Do you think of college as a closed chapter of your life? A number of factors may have convinced you to give up on your dreams of graduating from college, but these need not hold you back any longer. Below are four common excuses for not returning to school — and why they shouldn’t matter.
College can definitely be a financial sacrifice, but it need not be out of reach. Many grants and scholarships are targeted directly at non-traditional students returning to school. If you currently work full-time, your employer may also be willing to cover some or all of the cost of college. Be sure to ask your HR team about tuition reimbursement programs that may be available.
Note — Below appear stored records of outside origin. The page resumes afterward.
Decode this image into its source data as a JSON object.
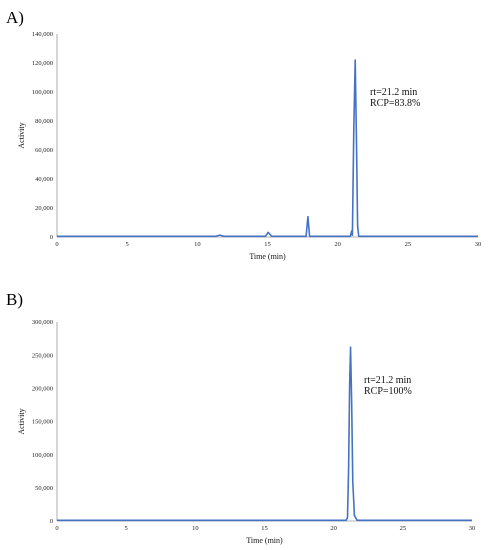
{
  "chart_data": [
    {
      "type": "line",
      "panel_label": "A)",
      "xlabel": "Time (min)",
      "ylabel": "Activity",
      "xlim": [
        0,
        30
      ],
      "ylim": [
        0,
        140000
      ],
      "x_ticks": [
        0,
        5,
        10,
        15,
        20,
        25,
        30
      ],
      "y_ticks": [
        0,
        20000,
        40000,
        60000,
        80000,
        100000,
        120000,
        140000
      ],
      "y_tick_labels": [
        "0",
        "20,000",
        "40,000",
        "60,000",
        "80,000",
        "100,000",
        "120,000",
        "140,000"
      ],
      "grid": false,
      "legend": "none",
      "annotations": [
        "rt=21.2 min",
        "RCP=83.8%"
      ],
      "color": "#4472C4",
      "series": [
        {
          "x": [
            0,
            11.3,
            11.6,
            11.9,
            14.85,
            15.05,
            15.3,
            17.75,
            17.88,
            18.0,
            20.9,
            21.0,
            21.05,
            21.15,
            21.25,
            21.35,
            21.42,
            21.5,
            30
          ],
          "y": [
            500,
            500,
            1300,
            500,
            500,
            3200,
            500,
            500,
            14000,
            500,
            500,
            4200,
            1200,
            75000,
            122000,
            60000,
            8000,
            500,
            500
          ]
        }
      ]
    },
    {
      "type": "line",
      "panel_label": "B)",
      "xlabel": "Time (min)",
      "ylabel": "Activity",
      "xlim": [
        0,
        30
      ],
      "ylim": [
        0,
        300000
      ],
      "x_ticks": [
        0,
        5,
        10,
        15,
        20,
        25,
        30
      ],
      "y_ticks": [
        0,
        50000,
        100000,
        150000,
        200000,
        250000,
        300000
      ],
      "y_tick_labels": [
        "0",
        "50,000",
        "100,000",
        "150,000",
        "200,000",
        "250,000",
        "300,000"
      ],
      "grid": false,
      "legend": "none",
      "annotations": [
        "rt=21.2 min",
        "RCP=100%"
      ],
      "color": "#4472C4",
      "series": [
        {
          "x": [
            0,
            20.9,
            21.0,
            21.08,
            21.15,
            21.22,
            21.3,
            21.38,
            21.5,
            21.7,
            30
          ],
          "y": [
            1000,
            1000,
            5000,
            80000,
            200000,
            262000,
            180000,
            60000,
            8000,
            1000,
            1000
          ]
        }
      ]
    }
  ]
}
As a non-traditional student, you may need to balance a full-time job and family obligations with school. This might seem difficult, but you have more time than you think. Night, weekend, and online classes all can help you achieve dreams you’ve been putting off for years.
If real life makes it impossible for you to balance a full class load, consider attending school on a part-time basis. Yes, this may add a few years onto your expected graduation date, but this won’t seem so bad if you keep your eye on your long-term goals.
Ultimately, while balancing school and life is a challenge, the career benefits and personal satisfaction make this juggling act more than worthwhile.
Fear of failure
Perhaps the first time you attended college, you fell behind in your coursework and suffered terrible grades. Or maybe you partied too hard and failed to show up for class.
Now, however, you are older and wiser, so there’s no reason for you to cower in fear at the thought of a final exam or a term paper. If the prospect of applying with less-than-stellar grades on your record makes you nervous, relax — increasingly generous student forgiveness policies can help you achieve a clean slate.
When you picture a typical college student, you probably think of a youngster between the ages of 18 and 22. However, this perception does not actually reflect today’s college environment. A report from Forbes indicates that the median age of a student at a for-profit college is 27 years.
This figure is expected to only increase as students in their 30s, 40s and beyond recognize the value of post-secondary credentials. It is not uncommon for students enrolled in night or weekend classes to be surrounded by others their age and older.
Although non-traditional students typically feel most at home in classes with a median age of over 25, they can add great value to younger classrooms as well; teenage and early 20s students benefit from hearing of fellow students’ real world experience.